Can a critical practice of writing ethnography — as well as overlapping techniques for capturing, videoing and inscribing its encounters — not extend to objects with an irreducible multiplicity of worldly sites, or entangle itself with phenomena of vast planetary extension?
‘Experiments in Worldly Ethnography’ is an invitation to explore how new approaches toward generating and presenting ethnographic knowledge can be used to offer fresh perspectives on these questions. Editors Joshua McNamara, Melissa Nolas and Christos Varvantakis invite scholars and creative-critical practitioners to contribute to a growing transdisciplinary exploration of ethnographic thought in a globalised world.
We venture the notion of a ‘worldly ethnography’ to embrace work that challenges and experiments with the multi-sited and the siteless nature of contemporary planetary life. This call is structured into three general streams:
- Beyond comparison: Expanding on conversations in multi-sited ethnography, from work struggling to constitute the city as a site of research, to inter-urban comparative research looking at entangled multiplicities of publics, consumers and end-users, this stream seeks to explore multi-sited methods and their role in new thinking on a distributed, de-centralised life. In what ways can our research and writing bring together scattered sites not simply into regional and geo-cultural comparison, but in synthesis of new kinds of distributed, diachronic fields of study?

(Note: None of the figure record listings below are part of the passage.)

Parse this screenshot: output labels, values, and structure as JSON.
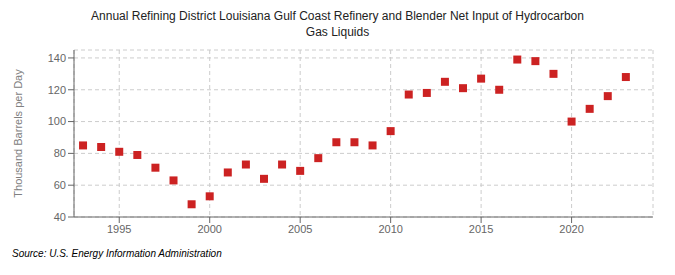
{
  "chart_data": {
    "type": "scatter",
    "title": "Annual Refining District Louisiana Gulf Coast Refinery and Blender Net Input of Hydrocarbon\nGas Liquids",
    "y_label": "Thousand Barrels per Day",
    "annotations": [
      "Source: U.S. Energy Information Administration"
    ],
    "x": [
      1993,
      1994,
      1995,
      1996,
      1997,
      1998,
      1999,
      2000,
      2001,
      2002,
      2003,
      2004,
      2005,
      2006,
      2007,
      2008,
      2009,
      2010,
      2011,
      2012,
      2013,
      2014,
      2015,
      2016,
      2017,
      2018,
      2019,
      2020,
      2021,
      2022,
      2023
    ],
    "values": [
      85,
      84,
      81,
      79,
      71,
      63,
      48,
      53,
      68,
      73,
      64,
      73,
      69,
      77,
      87,
      87,
      85,
      94,
      117,
      118,
      125,
      121,
      127,
      120,
      139,
      138,
      130,
      100,
      108,
      116,
      128
    ],
    "color": "#cc2222",
    "marker": "square",
    "xlim": [
      1992.5,
      2024.5
    ],
    "xticks": [
      1995,
      2000,
      2005,
      2010,
      2015,
      2020
    ],
    "ylim": [
      40,
      145
    ],
    "yticks": [
      40,
      60,
      80,
      100,
      120,
      140
    ],
    "grid": true
  }
}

- Gigantic objects outside the human scale: As the scale against which we make sense of human life and its struggles expands, we have started to come face-to-face with a new range of gigantic objects: climate, data, radiation, ecosystem. Experimental work, such as the ecological work by Donna Harraway and Anna Tsing on the intimacies of human and non-human entanglements in the Anthropocene, has started to pose vital questions about the closeness and locatedness of the ethnographic encounter when confronted with the vastness of planetary objects. What is the meeting point between scientific data, ethnographic writing and our new strategies for thinking outside the human scale?
- Si(gh)tlessness: We would like to venture that there is a productive paradox at the heart of the notion of a Worldly Ethnography. While ethnography relies on its testimony to a visible life, the worldly itself often sits beyond direct vision. In a focus on si(gh)tlessness – whose double meaning signifies both the lack of vision, and a lack of a coherent research site – this stream seeks to explore how experiments in ethnography might develop new ways of ‘seeing’ the un-seeable. This stream would be especially excited to hear from scholars experimenting with new forms of audio-visual media in relation to their ethnographic work.
We invite proposals for chapters that fit within one or more of the above streams, and which reflect on the methodological and philosophical issues, and creative-critical practices, that might arise in worldly ethnographic encounters. We would be especially interested in hearing from scholars grappling with multi-sitedness in work on global political experience, and those experimenting with new ways of capturing the deep planetary scale on which many of our most profound human transformations are taking place today.
Given the experimental inflection of this work, we are open to contributions in a multitude of forms, from traditional research papers to more creative-critical reflections, and work that integrates practice-led multimedia into its method and/or critique.
- Abstracts (500 words) due 15 January 2019.
- Response on abstracts: 28 February 2019.
- First draft articles due 01 September 2019.
- Final revised drafts will be due in January 2020.